In [None]:
# Load the data. 
data <- read.csv("link")
head(data)

In [None]:
# For synthetic control analysis in R, we can use the Synth package.
# If you haven't installed the package already, you can install it by
# running the command install.package("Synth")
# Now, we can load the package
library(Synth)

# The synth() function we're going to use next takes a standard panel dataset.
# So we first need to change the dataframe into a panel dataset by using the 
# function dataprep().
# The 'foo' argument takes the dataset. 
# The 'predictors' argument takes the vector of all predictors. 
# The argument 'predictors.op' can take different methods used for matching 
# predictors. If we use 'mean', we use mean of the predictors.
# If there are any additional numeric predictors, we feed them into the argument
# 'special.predictors'. Here we are using the pre-treatment values of the outcome
# variable as well. 
# We then have to define the dependent variables using the argument 'dependent'. 
# Our dependent variable is CO2 emissons per capital from transportation.
# In argument 'unit.variable' we enter the column number or the column name 
# of the column that identifies the donor pool unit numbers. 
# The argument 'unit.names.variable' takes the column number or the column name 
# of the column that identifies the donor pool unit names.
# The argument 'time.variable' takes the column number or the column name of the
# column that represents time periods.
# So far we haven't told the function which unit is our treatment unit. We can 
# do that using the argument 'treatment.identifier'. Unit 13 is Sweden. 
# The rest of the units are the control units. We define them using the argument
# 'controls.identifier'. 
# 'time.optimize.ssr' defines the periods of the time interval over which we want
# minimze the objective function. This is usually set at the pre-treatment time
# interval. Finally, 'time.plot' is the argument that sets the time interval over
# which the results of the analysis are to be plotted. This usually is both the
# pre-treatment and post-treatment time intervals combined. 
dataprep.out <-
    dataprep(foo = data,
             predictors = c("predictor1" , "predictor2" , "predictor3" ,
                            "predictor4") ,
             predictors.op = "mean" ,
             time.predictors.prior = 1960:2010 ,
             special.predictors = list(
                 list("outcomevar" , 2010 , "mean"),
                 list("outcomevar" , 2000 , "mean"),
                 list("outcomevar" , 1990 , "mean")
             ),
             dependent = "outcomevar",
             unit.variable = "countryno",
             unit.names.variable = "country",
             time.variable = "year",
             treatment.identifier = 13,
             controls.identifier = c(1:12, 14:15),
             time.optimize.ssr = 1960:2010,
             time.plot = 1960:2020
    )

In [None]:
# The function synth() helps us find the weights using the algorithm we discussed.
# We have to tell the function what our panel dataset is. 
synth.out <- synth(data.prep.obj = dataprep.out)
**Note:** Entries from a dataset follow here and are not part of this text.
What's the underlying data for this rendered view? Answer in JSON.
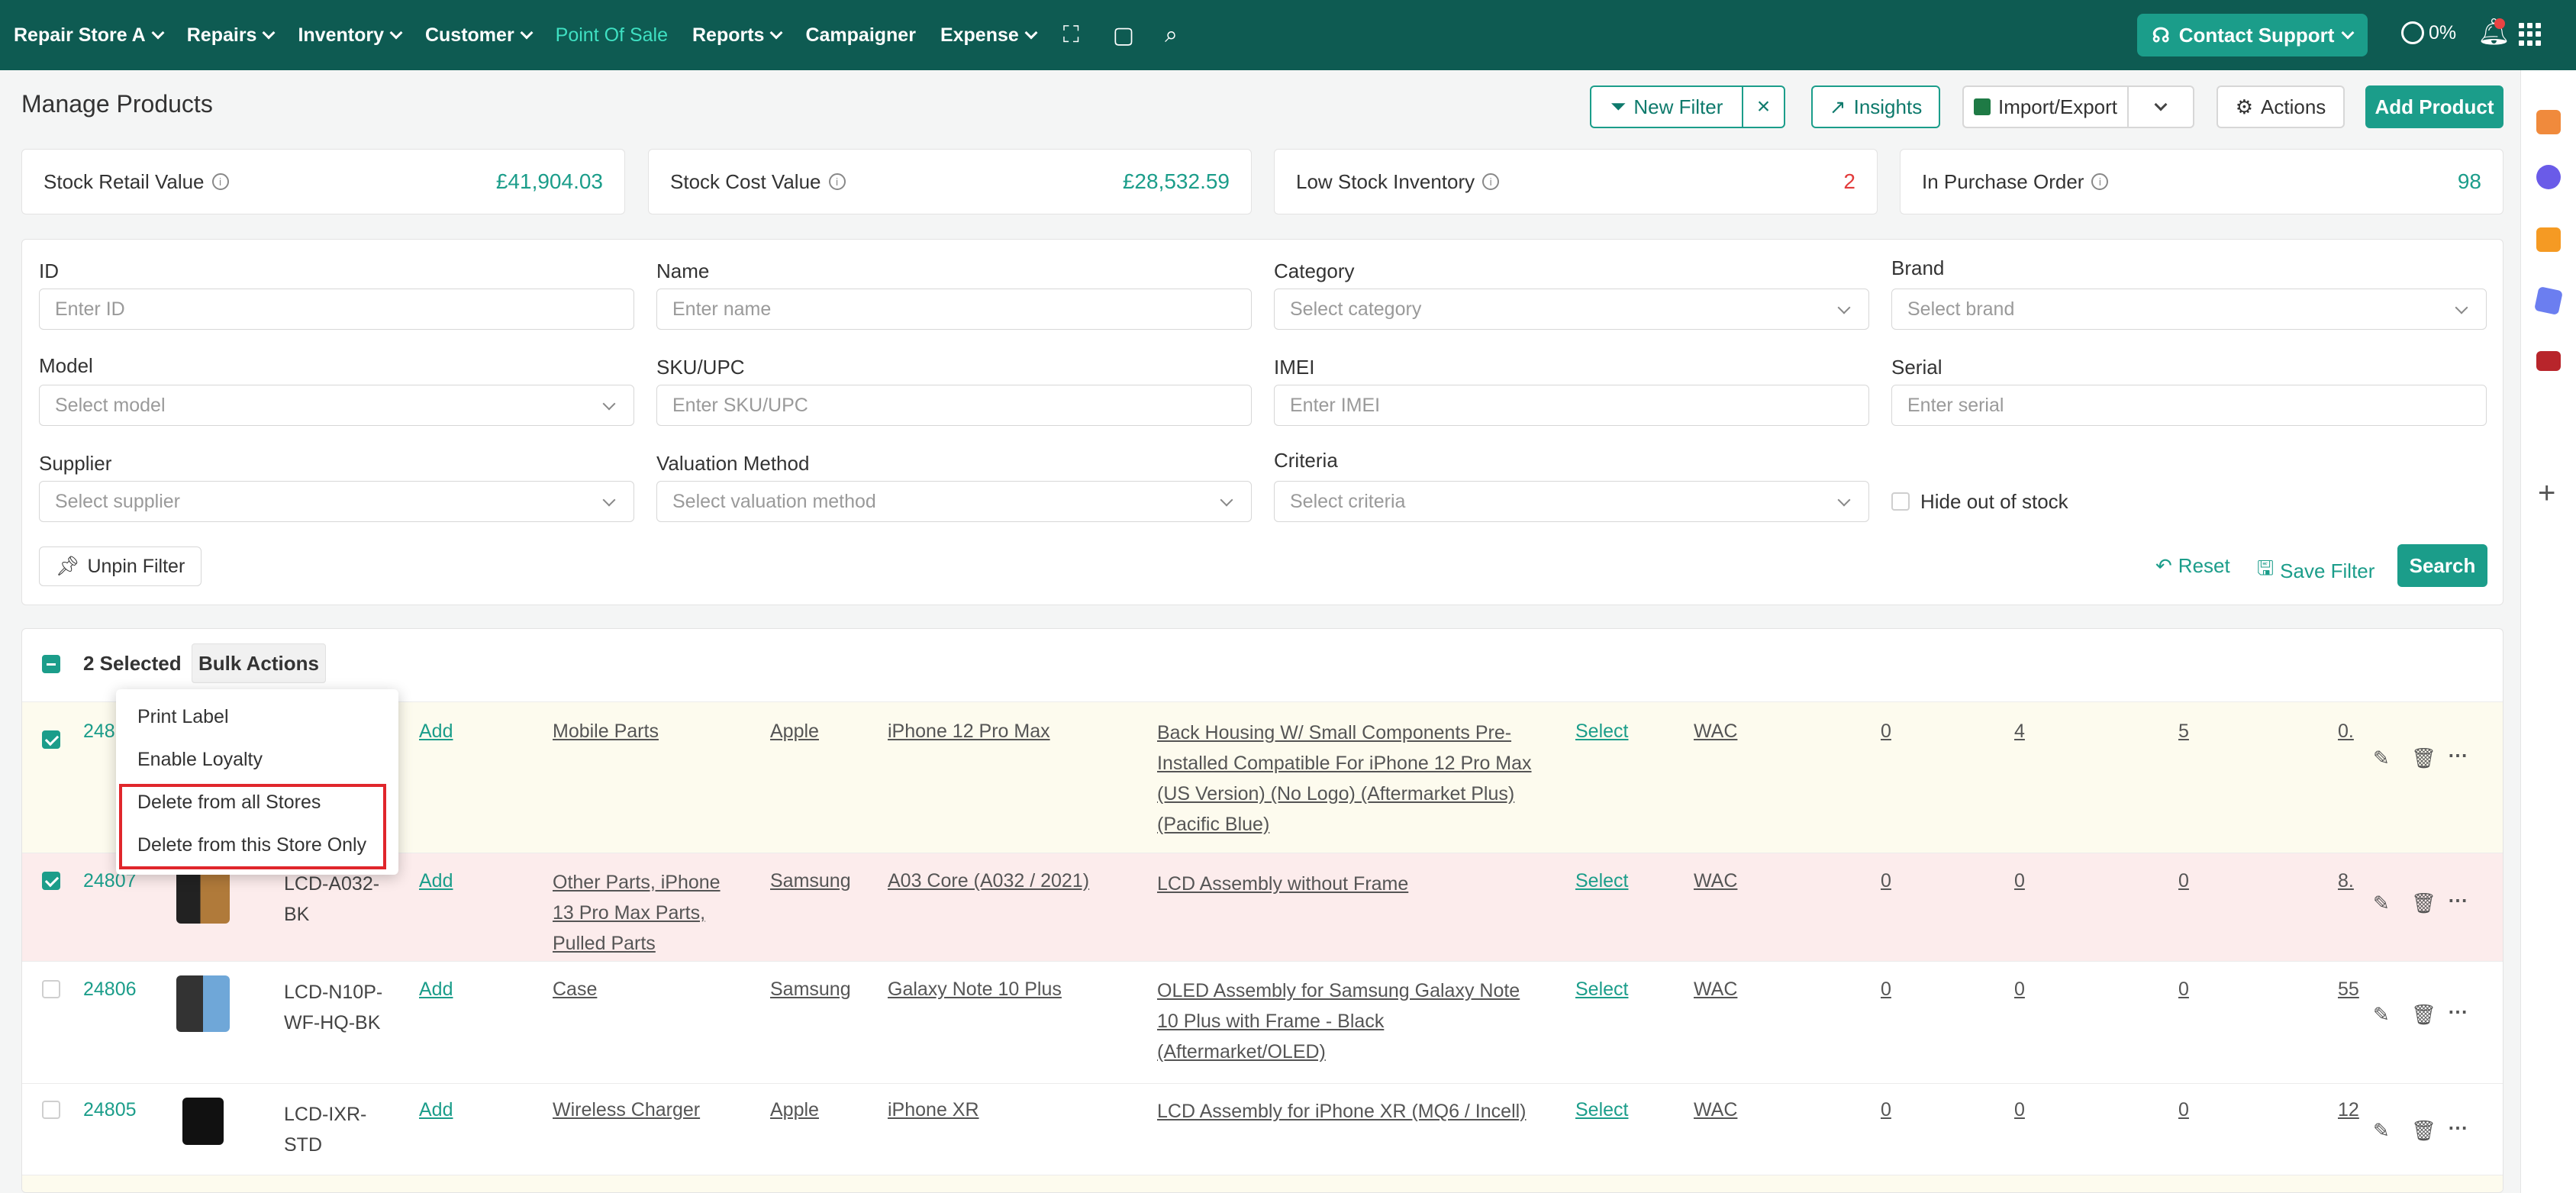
{
  "nav": {
    "store": "Repair Store A",
    "items": [
      "Repairs",
      "Inventory",
      "Customer"
    ],
    "pos": "Point Of Sale",
    "items2": [
      "Reports"
    ],
    "campaigner": "Campaigner",
    "expense": "Expense",
    "support": "Contact Support",
    "progress": "0%"
  },
  "header": {
    "title": "Manage Products",
    "new_filter": "New Filter",
    "insights": "Insights",
    "import_export": "Import/Export",
    "actions": "Actions",
    "add_product": "Add Product"
  },
  "stats": [
    {
      "label": "Stock Retail Value",
      "value": "£41,904.03"
    },
    {
      "label": "Stock Cost Value",
      "value": "£28,532.59"
    },
    {
      "label": "Low Stock Inventory",
      "value": "2"
    },
    {
      "label": "In Purchase Order",
      "value": "98"
    }
  ],
  "filters": {
    "id": {
      "label": "ID",
      "placeholder": "Enter ID"
    },
    "name": {
      "label": "Name",
      "placeholder": "Enter name"
    },
    "category": {
      "label": "Category",
      "placeholder": "Select category"
    },
    "brand": {
      "label": "Brand",
      "placeholder": "Select brand"
    },
    "model": {
      "label": "Model",
      "placeholder": "Select model"
    },
    "sku": {
      "label": "SKU/UPC",
      "placeholder": "Enter SKU/UPC"
    },
    "imei": {
      "label": "IMEI",
      "placeholder": "Enter IMEI"
    },
    "serial": {
      "label": "Serial",
      "placeholder": "Enter serial"
    },
    "supplier": {
      "label": "Supplier",
      "placeholder": "Select supplier"
    },
    "valuation": {
      "label": "Valuation Method",
      "placeholder": "Select valuation method"
    },
    "criteria": {
      "label": "Criteria",
      "placeholder": "Select criteria"
    },
    "hide_oos": "Hide out of stock",
    "unpin": "Unpin Filter",
    "reset": "Reset",
    "save": "Save Filter",
    "search": "Search"
  },
  "table": {
    "selected": "2 Selected",
    "bulk": "Bulk Actions",
    "rows": [
      {
        "id": "248",
        "sku": "",
        "add": "Add",
        "category": "Mobile Parts",
        "brand": "Apple",
        "model": "iPhone 12 Pro Max",
        "name_lines": [
          "Back Housing W/ Small Components Pre-",
          "Installed Compatible For iPhone 12 Pro Max",
          "(US Version) (No Logo) (Aftermarket Plus)",
          "(Pacific Blue)"
        ],
        "select": "Select",
        "method": "WAC",
        "n1": "0",
        "n2": "4",
        "n3": "5",
        "price": "0."
      },
      {
        "id": "24807",
        "sku_lines": [
          "LCD-A032-",
          "BK"
        ],
        "add": "Add",
        "category_lines": [
          "Other Parts, iPhone",
          "13 Pro Max Parts,",
          "Pulled Parts"
        ],
        "brand": "Samsung",
        "model": "A03 Core (A032 / 2021)",
        "name_lines": [
          "LCD Assembly without Frame"
        ],
        "select": "Select",
        "method": "WAC",
        "n1": "0",
        "n2": "0",
        "n3": "0",
        "price": "8."
      },
      {
        "id": "24806",
        "sku_lines": [
          "LCD-N10P-",
          "WF-HQ-BK"
        ],
        "add": "Add",
        "category": "Case",
        "brand": "Samsung",
        "model": "Galaxy Note 10 Plus",
        "name_lines": [
          "OLED Assembly for Samsung Galaxy Note",
          "10 Plus with Frame - Black",
          "(Aftermarket/OLED)"
        ],
        "select": "Select",
        "method": "WAC",
        "n1": "0",
        "n2": "0",
        "n3": "0",
        "price": "55"
      },
      {
        "id": "24805",
        "sku_lines": [
          "LCD-IXR-",
          "STD"
        ],
        "add": "Add",
        "category": "Wireless Charger",
        "brand": "Apple",
        "model": "iPhone XR",
        "name_lines": [
          "LCD Assembly for iPhone XR (MQ6 / Incell)"
        ],
        "select": "Select",
        "method": "WAC",
        "n1": "0",
        "n2": "0",
        "n3": "0",
        "price": "12"
      }
    ]
  },
  "menu": {
    "items": [
      "Print Label",
      "Enable Loyalty",
      "Delete from all Stores",
      "Delete from this Store Only"
    ]
  },
  "colors": {
    "brand": "#0e5b52",
    "accent": "#1b9d8a",
    "highlight": "#e0262b"
  }
}
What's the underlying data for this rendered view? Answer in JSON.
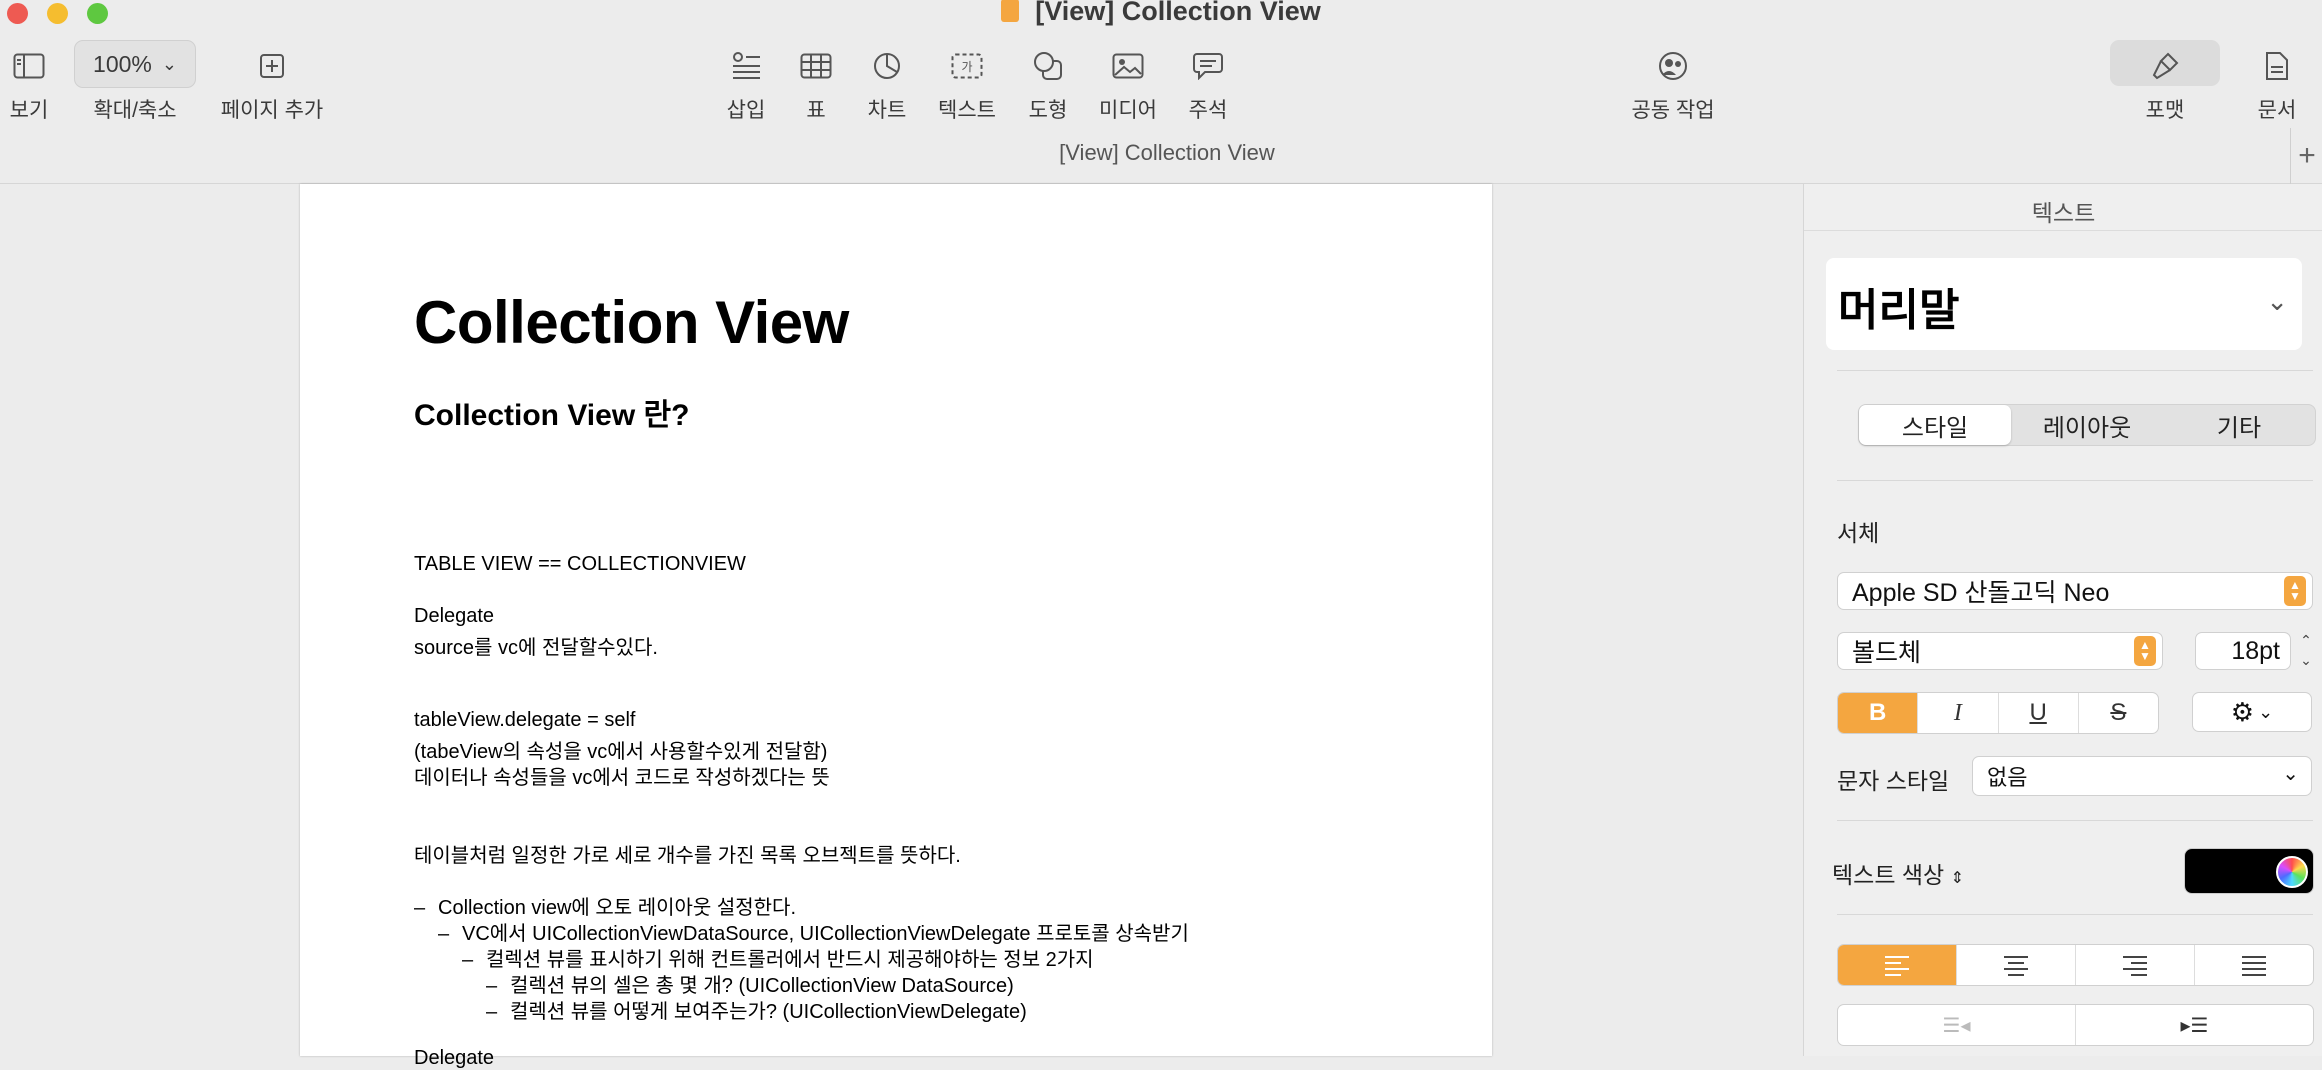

# The weigts are stored in the output object. This is how we can retrieve 
# country weights in the synthetic Sweden.
# We can see that Denmark has the highest weight.
synth.tables <- synth.tab(dataprep.res = dataprep.out,
                          synth.res = synth.out
)
synth.tables$tab.w[1:14, ]

In [None]:
# We can also look at the pre-treatment mean of the covariates for 
# the synthetic Sweden and the treated unit. You can see that the values
# are pretty similar indicating that the weights are well-calculated.
synth.tables$tab.pred[1:7, ]

In [None]:
# The package has a function for creating path plots based on the results.
path.plot(synth.res = synth.out,
          dataprep.res = dataprep.out,
          Ylab = "Outcome Variable",
          Xlab = "Year",
          Ylim = c(0,3),
          Legend = c("Country","synthetic Country"),
          Legend.position = "bottomright"
)

In [None]:
# The function gap.plot() plots the gaps between the potential outcome of the 
# treated unit and the synthetic unit.
gaps.plot(synth.res = synth.out,
          dataprep.res = dataprep.out,
          Ylab = "outcome variable",
          Xlab = "Year",
          Ylim = c(-0.5,0.5),
          Main = NA
)

In [None]:
# In R, you can use the outcome of the synth() function from the package Synth
# to calculate MSPE. Unfortunately, the package doesn't spit out MSPE automatically.
# The line below, estimates the gap between the treated and the synthetic units
gaps <- dataprep.out$Y1plot - (dataprep.out$Y0plot %*% synth.out$solution.w)

# This calculates MSPE for the post-treatment period
mspepost <- mean((gaps[31:46, 1])^2)

# This calculates MSPE for the pre-treatment period
mspepre <- mean((gaps[1:30, 1])^2)

# Therefore, the ratio is simply:
msperatio = mspepost/mspepre

# You can use the code above in a for-loop in order to find the ratio for each
# control unit in the donor pool.